April 18, 2023

Arzinger team successfully represented the interest of the client in European court of human rights in the case "Mayboroda VS Ukraine"

Today we are sharing another successful and very important pro bono case of our colleagues.  

Such cases demonstrate that law and democratic institutions, such as human and patient rights, need to be developed. We are proud of the team and the fact that justice has been restored! 

Yesterday, the European Court of Human Rights published its judgment in the case Mayboroda v. Ukraine (application No. 14709/07), where our Founding Partner Serhii Shkliar and former team attorneys-at-law Pavlo Khodakovskyi and Kateryna Shapran represented the applicant.


What was the case about?

Back in 2000, the applicant (Ms Mayboroda) was admitted to hospital with complaints about her health. Doctors found that the cause could be internal bleeding. To stop it, the doctors suggested that the applicant undergo surgery to eliminate the causes and consequences of the bleeding, which, with the applicant's consent, was performed. Later, the applicant was discharged from hospital and given medical documents with no record of the organ removal.


What did the doctors forget? Minor details: first informing the applicant about (obtaining her consent for) the kidney removal surgery, and about the removal itself after the surgery.


What happened afterwards?


  1. The doctors were exposed → in an anonymous call, the applicant was informed that her left kidney had been stolen.
  1. The applicant is ignored → doctors ignored the applicant's calls urging them to explain what had happened and why she had lost a healthy (in her opinion) organ.
  1. Publicity → 8 months after the operation, journalists intervened and demanded explanations from the doctors.
  1. "You've got it all wrong" → the doctors said that the kidney had to be removed and they were going to inform the applicant about it at her next appointment after some time (six months). Six months later, the applicant's medical records were corrected.
  2. The doctors are not guilty, it's all about Soviet legislation → the management of the hospital replied to the request of the prosecutor's office that there was no Ukrainian law that the doctors had violated.


The doctors were guided by the old principles of the Soviet legislation (1970), and it was ethical not to inform about the kidney removal, because such a message could affect the patient's emotional state (!) 

As a matter of fact, the Ukrainian Medical Society in Lviv supported the doctors' decision and the patient's being not informed about the removal of her kidney (a separate issue of alleged "medical" solidarity).

  1. The criminal proceedings were closed → there was no full-fledged investigation, and the case was formally closed.
    The prosecutors did not find a single document that would establish the scope of the doctors' authority to practice and issue official medical documents (!). Thus, since the statement was filled out by doctors who were not officially employed with the hospital, such a statement was not an official document at all.

Regarding the episode with the removal of the kidney (possibly for sale on the black market), the prosecutor found no grounds to institute proceedings (as numerous medical commissions confirmed that the kidney was removed to save the patient's life).


  1. Civil case → the consultant physician (physiologist), who was supposed to inform the applicant about the removal of her kidney, was partially guilty.

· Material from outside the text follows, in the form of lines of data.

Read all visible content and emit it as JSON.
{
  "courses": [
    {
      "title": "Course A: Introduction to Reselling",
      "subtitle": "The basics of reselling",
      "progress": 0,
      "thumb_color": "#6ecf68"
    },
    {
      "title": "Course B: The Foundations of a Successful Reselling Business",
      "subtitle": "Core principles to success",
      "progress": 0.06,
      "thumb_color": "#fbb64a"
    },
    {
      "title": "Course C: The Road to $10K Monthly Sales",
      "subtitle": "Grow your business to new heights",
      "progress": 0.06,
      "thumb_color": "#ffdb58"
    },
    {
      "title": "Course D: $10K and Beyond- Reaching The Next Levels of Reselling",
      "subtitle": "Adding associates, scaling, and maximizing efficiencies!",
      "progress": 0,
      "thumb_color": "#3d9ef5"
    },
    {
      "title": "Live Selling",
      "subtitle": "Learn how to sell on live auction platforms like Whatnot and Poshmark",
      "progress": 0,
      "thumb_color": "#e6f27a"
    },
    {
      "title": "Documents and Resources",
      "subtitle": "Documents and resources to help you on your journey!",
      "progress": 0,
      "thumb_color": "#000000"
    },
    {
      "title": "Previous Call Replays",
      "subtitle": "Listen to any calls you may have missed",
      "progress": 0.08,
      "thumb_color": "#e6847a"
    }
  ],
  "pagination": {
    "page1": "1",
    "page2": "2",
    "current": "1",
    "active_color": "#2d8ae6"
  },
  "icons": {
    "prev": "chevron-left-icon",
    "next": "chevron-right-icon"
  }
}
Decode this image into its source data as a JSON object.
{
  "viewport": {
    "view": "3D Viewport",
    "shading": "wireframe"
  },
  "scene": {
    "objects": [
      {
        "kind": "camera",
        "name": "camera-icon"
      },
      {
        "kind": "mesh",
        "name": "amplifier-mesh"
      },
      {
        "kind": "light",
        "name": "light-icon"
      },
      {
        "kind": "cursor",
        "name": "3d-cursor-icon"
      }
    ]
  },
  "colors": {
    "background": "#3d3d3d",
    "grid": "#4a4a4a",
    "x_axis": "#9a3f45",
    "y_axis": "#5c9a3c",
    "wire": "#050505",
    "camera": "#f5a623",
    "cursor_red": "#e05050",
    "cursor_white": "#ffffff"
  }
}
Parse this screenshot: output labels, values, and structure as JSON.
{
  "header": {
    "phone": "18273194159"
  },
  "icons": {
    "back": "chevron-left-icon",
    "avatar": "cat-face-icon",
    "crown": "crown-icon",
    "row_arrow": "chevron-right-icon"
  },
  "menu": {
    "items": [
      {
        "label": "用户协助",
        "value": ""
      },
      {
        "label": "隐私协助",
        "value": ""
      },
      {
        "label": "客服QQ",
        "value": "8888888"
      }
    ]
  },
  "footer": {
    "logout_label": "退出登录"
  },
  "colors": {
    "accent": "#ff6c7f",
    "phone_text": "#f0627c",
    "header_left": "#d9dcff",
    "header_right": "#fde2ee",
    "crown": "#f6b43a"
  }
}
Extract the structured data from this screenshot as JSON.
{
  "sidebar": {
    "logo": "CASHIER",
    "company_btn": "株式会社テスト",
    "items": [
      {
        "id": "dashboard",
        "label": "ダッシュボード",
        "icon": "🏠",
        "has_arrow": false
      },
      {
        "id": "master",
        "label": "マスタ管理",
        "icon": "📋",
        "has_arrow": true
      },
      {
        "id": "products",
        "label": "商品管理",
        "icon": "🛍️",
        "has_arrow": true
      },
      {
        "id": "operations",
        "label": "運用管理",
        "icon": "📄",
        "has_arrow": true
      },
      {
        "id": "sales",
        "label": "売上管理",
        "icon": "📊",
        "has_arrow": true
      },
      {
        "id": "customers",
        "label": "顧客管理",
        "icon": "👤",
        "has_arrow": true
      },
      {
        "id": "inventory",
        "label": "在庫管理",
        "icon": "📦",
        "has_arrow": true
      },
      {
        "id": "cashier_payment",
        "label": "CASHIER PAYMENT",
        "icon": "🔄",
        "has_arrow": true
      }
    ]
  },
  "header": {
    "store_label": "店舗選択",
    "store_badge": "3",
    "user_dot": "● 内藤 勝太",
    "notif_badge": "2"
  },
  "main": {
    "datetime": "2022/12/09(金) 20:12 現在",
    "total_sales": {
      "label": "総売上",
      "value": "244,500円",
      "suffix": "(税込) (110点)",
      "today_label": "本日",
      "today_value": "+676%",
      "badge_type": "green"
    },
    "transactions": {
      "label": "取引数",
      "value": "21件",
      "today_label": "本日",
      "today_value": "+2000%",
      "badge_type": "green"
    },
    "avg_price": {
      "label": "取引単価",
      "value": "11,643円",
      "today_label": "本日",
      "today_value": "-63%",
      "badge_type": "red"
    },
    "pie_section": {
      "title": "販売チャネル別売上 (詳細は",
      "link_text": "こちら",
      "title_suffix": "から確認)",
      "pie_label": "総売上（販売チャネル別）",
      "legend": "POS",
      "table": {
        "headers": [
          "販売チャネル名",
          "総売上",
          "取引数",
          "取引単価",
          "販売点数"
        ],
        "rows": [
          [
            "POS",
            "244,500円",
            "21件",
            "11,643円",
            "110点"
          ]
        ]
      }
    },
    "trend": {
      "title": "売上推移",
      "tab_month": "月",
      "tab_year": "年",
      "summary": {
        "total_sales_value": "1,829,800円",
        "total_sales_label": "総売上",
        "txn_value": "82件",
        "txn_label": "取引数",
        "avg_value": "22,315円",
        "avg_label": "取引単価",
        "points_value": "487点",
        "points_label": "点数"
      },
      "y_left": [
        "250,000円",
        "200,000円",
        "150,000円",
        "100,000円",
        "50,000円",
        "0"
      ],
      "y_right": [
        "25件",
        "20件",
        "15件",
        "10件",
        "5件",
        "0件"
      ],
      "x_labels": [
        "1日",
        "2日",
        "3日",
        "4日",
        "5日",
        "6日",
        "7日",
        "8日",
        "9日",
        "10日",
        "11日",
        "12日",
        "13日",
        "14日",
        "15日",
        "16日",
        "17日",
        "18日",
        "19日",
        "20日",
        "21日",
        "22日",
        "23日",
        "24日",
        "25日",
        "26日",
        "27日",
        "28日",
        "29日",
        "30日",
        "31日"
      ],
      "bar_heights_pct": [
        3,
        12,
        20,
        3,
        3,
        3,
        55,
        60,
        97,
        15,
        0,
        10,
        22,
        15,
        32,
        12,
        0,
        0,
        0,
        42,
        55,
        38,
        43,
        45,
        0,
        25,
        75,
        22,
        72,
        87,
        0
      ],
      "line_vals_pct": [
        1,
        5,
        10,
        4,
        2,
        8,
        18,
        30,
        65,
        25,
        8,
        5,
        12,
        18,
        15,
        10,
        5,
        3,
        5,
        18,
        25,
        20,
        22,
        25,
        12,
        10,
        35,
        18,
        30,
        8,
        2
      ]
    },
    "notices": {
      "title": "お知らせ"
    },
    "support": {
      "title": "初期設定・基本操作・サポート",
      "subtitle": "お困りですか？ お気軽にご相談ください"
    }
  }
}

Therefore, the courts awarded the applicant UAH 50 thousand (to be paid by the consulting physician for failure to notify her of the kidney removal) and denied recovery of damages from the surgeon.


  1. The European Court – more than 23 years after the operation, 16 years after the application was filed, and 7 years after the applicant's death – found that
  • there had been a violation of Article 8 (Right to respect for private and family life) of the Convention in respect of protecting the applicant’s right to informed consent

  • the authorities failed to verify whether it was possible to obtain consent for the removal of the kidney from Ms Mayboroda before the operation, or from her relatives during the operation, and that the State had not established an adequate legal framework to protect Ms Mayboroda's right to informed consent.

That's it. 


Like other human rights activists, we have quite different perceptions of this case. There are too many "ifs" and not enough "yeses".


  1. Did the applicant receive fair satisfaction for the blatant disregard of her rights? She passed away long before the verdict.

The court had been considering the case for over 16 years. Before that, the applicant's rights had been ignored by the national authorities for 6 years. What did the applicant's efforts, insults, feelings of fear and impunity cost her in a coordinate system where they can simply cut out your organ and not be punished?


  1. Will this decision bring relief to the applicant's daughter? We doubt that. 
  1. Is it important to defend your rights and stand up for them? Yes, it is.

It is often the judgements of the European Court of Human Rights that become the impetus for change, as they demonstrate:

  1. what direction we should move in – human rights MAY NOT be ignored
  2. what changes should be adopted - our legislator has had to respond more than once to such requests from the European Court.